Otto Gross still matters because he saw what most political and economic theories ignore: that domination begins inside the psyche before it appears in institutions.
A contemporary of Sigmund Freud and an influence on early radicals, Otto Gross broke from orthodox psychoanalysis by rejecting its tendency to adapt individuals to society. Instead, he argued that society itself, structured around authority, repression, and patriarchal morality, was the real pathology.
For Gross, neurosis was not simply personal dysfunction. It was the internalization of domination. The obedient worker, the submissive citizen, the guilt-ridden individual, these were not healthy adaptations, but symptoms of a deeper social sickness.
This is where he still cuts deeper than most modern critiques.
Long before cultural theory and long before figures like Wilhelm Reich, Gross connected psychological repression with political control. He understood that authority persists not just through force, but through desire shaped to submit. You don’t need chains when people police themselves.
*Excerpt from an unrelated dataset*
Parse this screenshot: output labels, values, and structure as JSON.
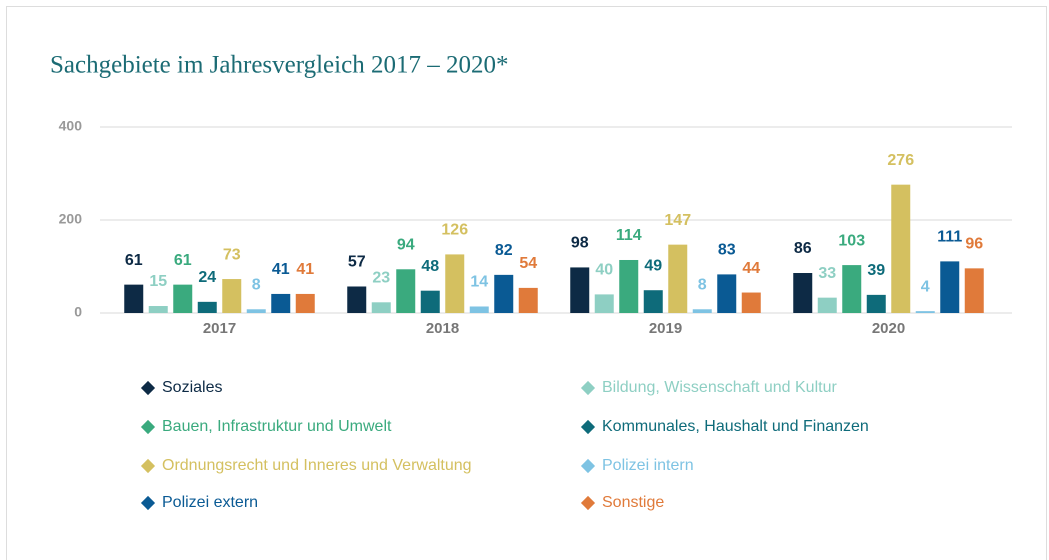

His anarchism was therefore not primarily economic or institutional, it was psychological. Liberation meant undoing internalized authority, breaking moral codes that exist only to reproduce obedience, dismantling guilt as a tool of control, and restoring instinct, desire, and individuality.
This makes him uniquely relevant today.
In a world of soft control, social pressure, algorithmic influence, identity norms, power rarely looks like open coercion. It looks like self-regulation. People enforce the system on themselves and others, often in the name of virtue.
Gross anticipated this. He saw that the most stable systems of control are those that become invisible, embedded in the psyche.
Where many stop at criticizing the state or capitalism, Gross forces a harder question: why do people accept domination in the first place?
Until that is answered, and undone, no external revolution is enough.
Otto Gross matters because he shifts the battlefield inward.